A primeira, o vídeo onde, friamente, coloca a opção na mesa: se tiver que escolher entre um doente idoso e um jovem, escolha o jovem. As palavras definem a pessoa. Poderia ter temperado sua frieza com ressalvas sobre a importância da vida de ambos, sobre a inevitabilidade da escassez de recursos, sobre o reconhecimento da importância dos idosos. Mas, não, foi um pá-pum: os recursos são escassos, não dá para tratar dos dois, então sacrifique o idoso.

A segunda foi um desabafo do Facebook da filha de uma antiga paciente de Teich, divulgado pelo DCM. A mãe agonizante, ela pede que Teich a atenda e ele, friamente, diz que o caso não tem jeito e deixa a mãe agonizando no corredor.
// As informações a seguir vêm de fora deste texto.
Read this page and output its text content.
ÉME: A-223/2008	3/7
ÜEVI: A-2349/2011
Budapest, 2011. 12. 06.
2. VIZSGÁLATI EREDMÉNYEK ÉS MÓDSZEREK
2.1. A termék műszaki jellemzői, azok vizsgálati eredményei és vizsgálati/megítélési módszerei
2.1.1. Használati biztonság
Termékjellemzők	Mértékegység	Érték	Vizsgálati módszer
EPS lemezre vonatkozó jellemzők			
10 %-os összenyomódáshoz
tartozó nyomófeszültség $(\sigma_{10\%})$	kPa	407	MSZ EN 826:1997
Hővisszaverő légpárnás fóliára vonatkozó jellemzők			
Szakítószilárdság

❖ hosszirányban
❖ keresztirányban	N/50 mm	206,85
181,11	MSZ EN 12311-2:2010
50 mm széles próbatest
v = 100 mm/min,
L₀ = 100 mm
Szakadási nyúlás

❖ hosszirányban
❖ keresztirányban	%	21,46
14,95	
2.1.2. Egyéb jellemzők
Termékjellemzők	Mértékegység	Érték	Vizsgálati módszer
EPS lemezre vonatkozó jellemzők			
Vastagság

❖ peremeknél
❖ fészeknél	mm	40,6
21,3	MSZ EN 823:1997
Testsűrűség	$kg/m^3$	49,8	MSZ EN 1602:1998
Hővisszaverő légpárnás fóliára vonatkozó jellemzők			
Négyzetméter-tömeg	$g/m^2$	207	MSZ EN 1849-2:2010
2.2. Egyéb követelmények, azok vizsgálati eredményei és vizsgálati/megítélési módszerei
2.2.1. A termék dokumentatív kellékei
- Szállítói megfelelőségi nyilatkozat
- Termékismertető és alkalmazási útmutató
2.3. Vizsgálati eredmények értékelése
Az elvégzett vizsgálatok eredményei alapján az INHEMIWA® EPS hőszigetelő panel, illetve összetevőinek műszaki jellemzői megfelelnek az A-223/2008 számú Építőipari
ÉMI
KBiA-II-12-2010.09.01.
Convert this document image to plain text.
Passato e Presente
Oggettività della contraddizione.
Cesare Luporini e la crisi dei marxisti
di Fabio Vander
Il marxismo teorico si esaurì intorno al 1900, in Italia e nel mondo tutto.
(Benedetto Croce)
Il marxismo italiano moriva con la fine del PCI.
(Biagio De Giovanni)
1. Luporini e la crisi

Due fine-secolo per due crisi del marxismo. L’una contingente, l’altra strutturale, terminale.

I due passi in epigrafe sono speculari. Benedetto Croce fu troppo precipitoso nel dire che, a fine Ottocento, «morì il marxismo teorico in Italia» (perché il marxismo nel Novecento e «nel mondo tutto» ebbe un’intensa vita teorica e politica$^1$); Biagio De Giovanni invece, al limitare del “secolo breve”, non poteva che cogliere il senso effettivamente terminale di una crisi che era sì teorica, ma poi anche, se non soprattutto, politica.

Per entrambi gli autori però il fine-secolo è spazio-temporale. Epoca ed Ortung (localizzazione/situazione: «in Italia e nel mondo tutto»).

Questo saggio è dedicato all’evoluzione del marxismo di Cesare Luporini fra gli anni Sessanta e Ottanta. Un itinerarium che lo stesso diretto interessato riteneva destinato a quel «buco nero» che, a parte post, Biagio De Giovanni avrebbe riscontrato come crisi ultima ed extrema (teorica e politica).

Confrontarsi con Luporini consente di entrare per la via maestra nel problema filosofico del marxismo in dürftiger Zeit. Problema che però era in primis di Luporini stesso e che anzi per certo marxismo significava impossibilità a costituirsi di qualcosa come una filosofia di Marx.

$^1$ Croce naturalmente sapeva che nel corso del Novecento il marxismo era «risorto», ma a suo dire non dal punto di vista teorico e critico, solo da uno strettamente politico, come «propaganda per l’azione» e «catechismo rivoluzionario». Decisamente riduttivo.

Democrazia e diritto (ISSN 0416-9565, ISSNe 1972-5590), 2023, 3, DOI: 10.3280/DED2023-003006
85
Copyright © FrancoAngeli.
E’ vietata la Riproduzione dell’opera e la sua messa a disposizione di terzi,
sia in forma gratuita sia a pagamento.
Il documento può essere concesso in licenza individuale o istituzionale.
Não se trata apenas de um comportamento individual, mas de uma marca coletiva do bolsonarismo: a incapacidade de abrir uma brecha, ainda que mínima, à solidariedade, de entender a dor do próximo.

É do mesmo padrão das declarações do Ministro Luiz Fux, do Supremo Tribunal Federal (STF), e do Ministro da Justiça Sérgio Moro, sobre a redução do encarceramento. Poderiam preparar o terreno da declaração mais dura – ninguém pode ser solto! -, com justificativas sobre a dificuldade de analisar casos leves de casos graves, a compreensão sobre as presas, mães de crianças pequenas. Mas, não: é mirar na cabecinha dos sentimentos e executá-la com frieza.

Esse tipo de comportamento é o que de pior emergiu dos porões da sociedade brasileira com anos e anos de discurso de ódio até explodir na sua definição mais explícita, o bolsonarismo. A opção pelo bolsonarismo deixou de ser política, e se tornou  questão moral, um teste rápido de caráter das pessoas.

No começo, poder-se-ia atribuir o apoio a Bolsonaro à ignorância e ao profundo antipetismo inculcado na população por anos de cobertura midiática enviezada, aprofundado pela irresponsabilidade política de lideranças como Fernando Henrique Cardoso ou do Ministro Luis Roberto Barroso – para quem, a erradicação do petismo abriria o caminho para um novo Iluminismo.

Mas houve um profundo desequilíbrio moral no apoio que recebeu daqueles que sabiam, ou passaram a saber, que era machista, homofóbico, defensor da tortura, da morte, tinha ligações com as milícias, com o submundo, era suspeito de envolvimento em atentados durante a ditadura e tinha ligações com os principais suspeitos do assassinato de Marielle Franco.

Depois que o perfil de Bolsonaro se tornou público, a divisão moral ficou nítida. A ponto de Mandetta, tão explicitamente bolsonarista antes, a ponto de convalidar o fim do Mais Médicos, os cortes na Saúde, tornar-se repentinamente um arauto da racionalidade.  O apoio ficou concentrado na parcela mais imoral de seus apoiadores. No campo empresarial, pessoas lúgubres como Luciano Hang ou Junior Dursk, da Madero, que iniciou sua vida empresarial como garimpeiro, madeireiro.  No campo político, a figuras deploráveis como Osmar Terra e Onyx Lorenzoni, além do hospício dos terraplanistas.

Não é pouca coisa. É essa a métrica moral que distingue a civilização da barbárie. E é nesse campo que se coloca o novo Ministro Teich, com sua frieza imoral ante a morte.

Significa que conduzirá uma política genocida? Não necessariamente. O pragmatismo o obrigará a seguir as recomendações da Organização Mundial de Saúde. Haverá o acompanhamento de perto das instituições, da imprensa, e até do seu antecessor, Luiz Henrique Mandetta.

Mas nem de longe conseguirá utilizar a maior arma de seu antecessor: o discurso de união e solidariedade. Falta-lhe o essencial: a alma.